The savage dismembering of a Texas baby allegedly by his own mother this past Sunday is the most recent example of why new mothers need to be carefully monitored by their physicians during and after their pregnancies, doctors say.
Although it only makes the news when a new mother harms her child or children — think Andrea Yates — due to postpartum depression, the truth is, said one doctor, there are also many cases where new mothers harm, even kill, themselves in the months after giving birth to a child.
“All obstetrical doctors that deliver babies need to do pre- and post-natal assessments of new mothers,” said Dr. Manny Alvarez, managing editor of health for FOXNews.com. “This is a real disease. It affects 15-20 percent of all pregnant women. And it’s not only dangerous for the child, but also for the mother.”
Authorities say Otty Sanchez, of San Antonio, Texas, dismembered her newborn son and ate some of his body parts before stabbing herself during a grisly rampage.
Police say Sanchez told them she "didn't mean to kill her child" and that the devil made her do it.
Scott W. Buchholz, the infant's father, said Sanchez suffered from postpartum depression and that she told him she was schizophrenic a week before the slaying. Buchholz, who said he is also schizophrenic, said he wants her to receive the death penalty.
A family member has said Sanchez had been undergoing psychiatric treatment and that a hospital called looking for her several months ago. Gloria Sanchez, the mother's aunt, said her niece had been "in and out of a psychiatric ward."
Sanchez has been charged with capital murder and is being held on $1 million bond. Bucholz wants Sanchez to get the death penalty.
Having a history of mental illness puts women at an increased risk for postpartum depression. The reported events surrounding the Sanchez case, if proven true, could point to an even more severe form of postpartum depression called postpartum psychosis in which women hallucinate, hearing voices that aren't there.
“Postpartum depression is common enough that any obstetrician or pediatrician should be alert to the signs of that condition developing in new mothers, particularly in any new mother with a history of affective illness including major depression or bipolar disorder, said Dr. Keith Ablow, a psychiatrist and FOX News Channel contributor. “One of the reasons is that people with depression or bipolar disorder become delusional and come to have fixed beliefs about the world around them, which can include bizarre thoughts about their babies.”
Currently, a number of states require doctors to screen mothers for postpartum depression, including the state of New Jersey, where Alvarez is chairman of the Department of Obstetrics & Gynecology at Hackensack University Medical Center.
“In New Jersey, if you’re not assessing mothers both during and after pregnancy for postpartum depression, then you’re breaking the law,” he said. “And there’s a group, Postpartum Support International, that’s working to get Congress to pass legislation to make it a national law.”
Ablow said it wouldn’t be a bad idea for maternity wards to give new mothers a diagnostic test before they are discharged to assess whether they are starting to feel the effects of postpartum depression. However, the condition can set in at any point after giving birth, said Ablow, adding that some women don’t feel depressed until several months after their baby is born.

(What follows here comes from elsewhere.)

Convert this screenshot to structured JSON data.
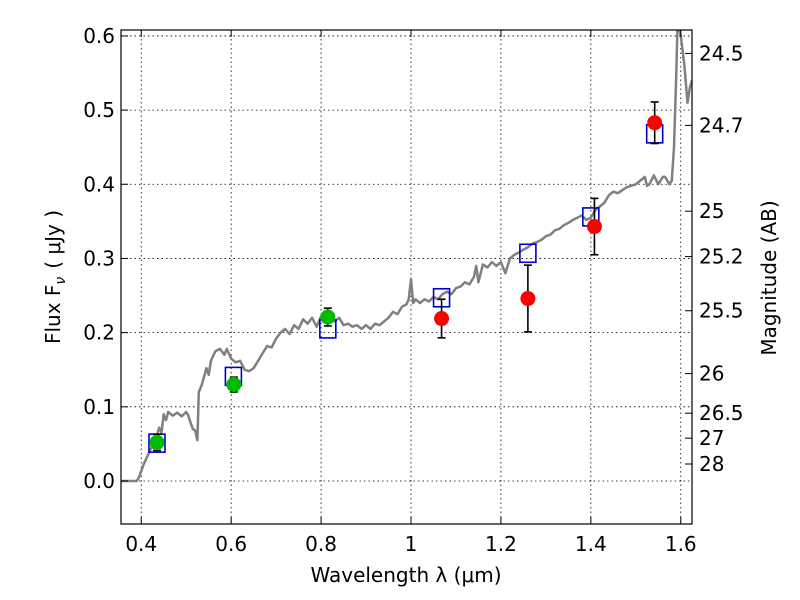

Ablow said it is important for women who have a history of depression – or women experiencing it for the first time – not to dismiss medication just because they are pregnant or breast-feeding.
“There are several helpful medicines you can take while you are pregnant and breast-feeding for depression, including some of the antidepressants,” Ablow said. “Not every woman needs to be taken off medication if she is depressed and pregnant.”
Alvarez, who recorded a government public service announcement in Spanish on the dangers of postpartum depression, said the signs of this disease can be subtle, which is why doctors should be aware of patients’ risk factors for the disease including previous mental health problems.
Other risk factors include having previously suffered postpartum depression, being pregnant with multiples, having medical problems such as hypertension and diabetes, and having suffered the previous loss of a child including miscarriages.”
Ablow said the following questions should be asked:
— Have you experienced a change in mood?
— Has your sleep or appetite changed?
— Do you have suicidal thoughts?
— Do you have peculiar thoughts about the baby?
— Have you become hopeless or lost interest in your daily activities?
Alvarez added, “You need to ask questions like ‘Do you feel sad?’ ‘Are you having difficulties?’ And if you’re patient says, ‘Yes I’m having a terrible time,’ you need to intervene.”
Alvarez said intervention can include putting moms in touch with psychologists and psychiatrists that specialize in postpartum depression, giving them information on support groups and emergency call centers and using medication to control symptoms when necessary.